First of all, when you join the course you are invited to the Slack workspace with all the students from the previous batches. To be fair, the slack community is mostly silent on the general channels. I don’t know how other groups communicate but our group channel was also mostly dead. At the beginning we tried to share links etc. but it was use mostly to do PSA. This is something to be improved, especially if we are in the new Remote era. the community experience would be a lot better if the channels were a bit more alive.

As I said, my course was remote, which for me is fantastic. We had the slack, our classes were held on Zoom, and we had access to view the classes the next day if you weren’t present. This affected the numbers of people attending the evening sessions, as some part of them were only viewing the recordings. This is still not a problem, I often did the same, because I had urgent project for work.
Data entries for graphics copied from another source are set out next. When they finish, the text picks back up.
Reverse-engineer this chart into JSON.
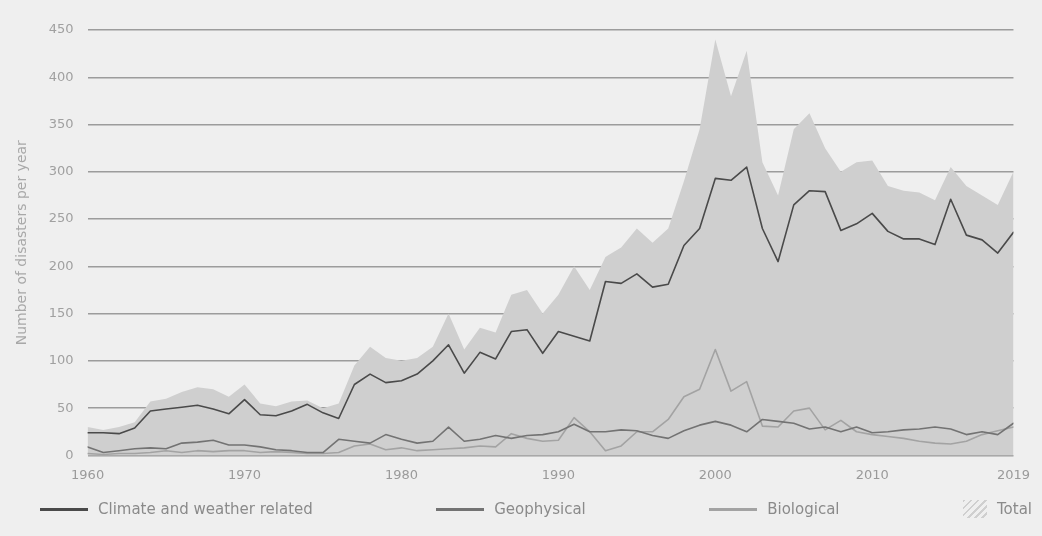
{
  "chart_data": {
    "type": "line",
    "ylabel": "Number of disasters per year",
    "grid": "y",
    "legend": "bottom",
    "marker": "none",
    "line_style": "solid",
    "x": [
      1960,
      1961,
      1962,
      1963,
      1964,
      1965,
      1966,
      1967,
      1968,
      1969,
      1970,
      1971,
      1972,
      1973,
      1974,
      1975,
      1976,
      1977,
      1978,
      1979,
      1980,
      1981,
      1982,
      1983,
      1984,
      1985,
      1986,
      1987,
      1988,
      1989,
      1990,
      1991,
      1992,
      1993,
      1994,
      1995,
      1996,
      1997,
      1998,
      1999,
      2000,
      2001,
      2002,
      2003,
      2004,
      2005,
      2006,
      2007,
      2008,
      2009,
      2010,
      2011,
      2012,
      2013,
      2014,
      2015,
      2016,
      2017,
      2018,
      2019
    ],
    "xlim": [
      1960,
      2019
    ],
    "xticks": [
      1960,
      1970,
      1980,
      1990,
      2000,
      2010,
      2019
    ],
    "ylim": [
      0,
      450
    ],
    "yticks": [
      0,
      50,
      100,
      150,
      200,
      250,
      300,
      350,
      400,
      450
    ],
    "series": [
      {
        "name": "Total",
        "type": "area",
        "color": "#cfcfcf",
        "values": [
          30,
          27,
          30,
          35,
          57,
          60,
          67,
          72,
          70,
          62,
          75,
          55,
          52,
          57,
          58,
          50,
          55,
          95,
          115,
          103,
          100,
          103,
          115,
          150,
          112,
          135,
          130,
          170,
          175,
          150,
          170,
          200,
          175,
          210,
          220,
          240,
          225,
          240,
          290,
          345,
          440,
          380,
          428,
          310,
          275,
          345,
          362,
          325,
          300,
          310,
          312,
          285,
          280,
          278,
          270,
          305,
          285,
          275,
          265,
          300
        ]
      },
      {
        "name": "Climate and weather related",
        "color": "#4a4a4a",
        "values": [
          24,
          24,
          23,
          29,
          47,
          49,
          51,
          53,
          49,
          44,
          59,
          43,
          42,
          47,
          54,
          45,
          39,
          75,
          86,
          77,
          79,
          86,
          100,
          117,
          87,
          109,
          102,
          131,
          133,
          108,
          131,
          126,
          121,
          184,
          182,
          192,
          178,
          181,
          222,
          240,
          293,
          291,
          305,
          240,
          205,
          265,
          280,
          279,
          238,
          245,
          256,
          237,
          229,
          229,
          223,
          271,
          233,
          228,
          214,
          236
        ]
      },
      {
        "name": "Geophysical",
        "color": "#737373",
        "values": [
          9,
          3,
          5,
          7,
          8,
          7,
          13,
          14,
          16,
          11,
          11,
          9,
          6,
          5,
          3,
          3,
          17,
          15,
          13,
          22,
          17,
          13,
          15,
          30,
          15,
          17,
          21,
          18,
          21,
          22,
          25,
          33,
          25,
          25,
          27,
          26,
          21,
          18,
          26,
          32,
          36,
          32,
          25,
          38,
          36,
          34,
          28,
          30,
          25,
          30,
          24,
          25,
          27,
          28,
          30,
          28,
          22,
          25,
          22,
          34
        ]
      },
      {
        "name": "Biological",
        "color": "#a3a3a3",
        "values": [
          2,
          1,
          2,
          2,
          3,
          5,
          3,
          5,
          4,
          5,
          5,
          3,
          4,
          3,
          2,
          2,
          3,
          10,
          12,
          6,
          8,
          5,
          6,
          7,
          8,
          10,
          9,
          23,
          18,
          15,
          16,
          40,
          25,
          5,
          10,
          25,
          25,
          38,
          62,
          70,
          112,
          68,
          78,
          31,
          30,
          47,
          50,
          27,
          37,
          25,
          22,
          20,
          18,
          15,
          13,
          12,
          15,
          22,
          26,
          30
        ]
      }
    ]
  }
}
During our course there was also hosted an event called “hacketoncito” which is a remote express hackaton-type event that lasts 3h, where we try to develop an idea and put some structure to it. We were randomly divided into groups, that tackled a problem given to the whole community. Our topic was “mental health”. In the end we had 1.5h for project development and then we had presentations. Our group prepared a very feasible SaaS solution and the presentation also went well. Overall, this was an amazing experience, one that I will definitely repeat. It would be also great there are any scoring here, as in the end projects varied a lot.

Should you attend a remote coding bootcamp?

As a self-thought programmer, the experience helped me a lot. There were parts missing from my knowledge and finally having a structure approach to learning helped to even it out. Also the opportunity to talk to other coders was necessary for me to advance my skills. I met great people, structured my knowledge and improved my understanding of code. The final project was also my first build from scratch.So, in the end lot of positives!

The course and additional content probably took me 60-80h in total but I now feel confident in JS and also have a basic knowledge or react.js. Now my plan is to deepen my knowledge and start building project.s

Are there things to improve in the course structure and the coding school in general? Yes. Would I still recommend it? Also yes. I profited greatly from the knowledge, community and program. If you ever have a possibility to do a coding bootcamp I definitely recommend it.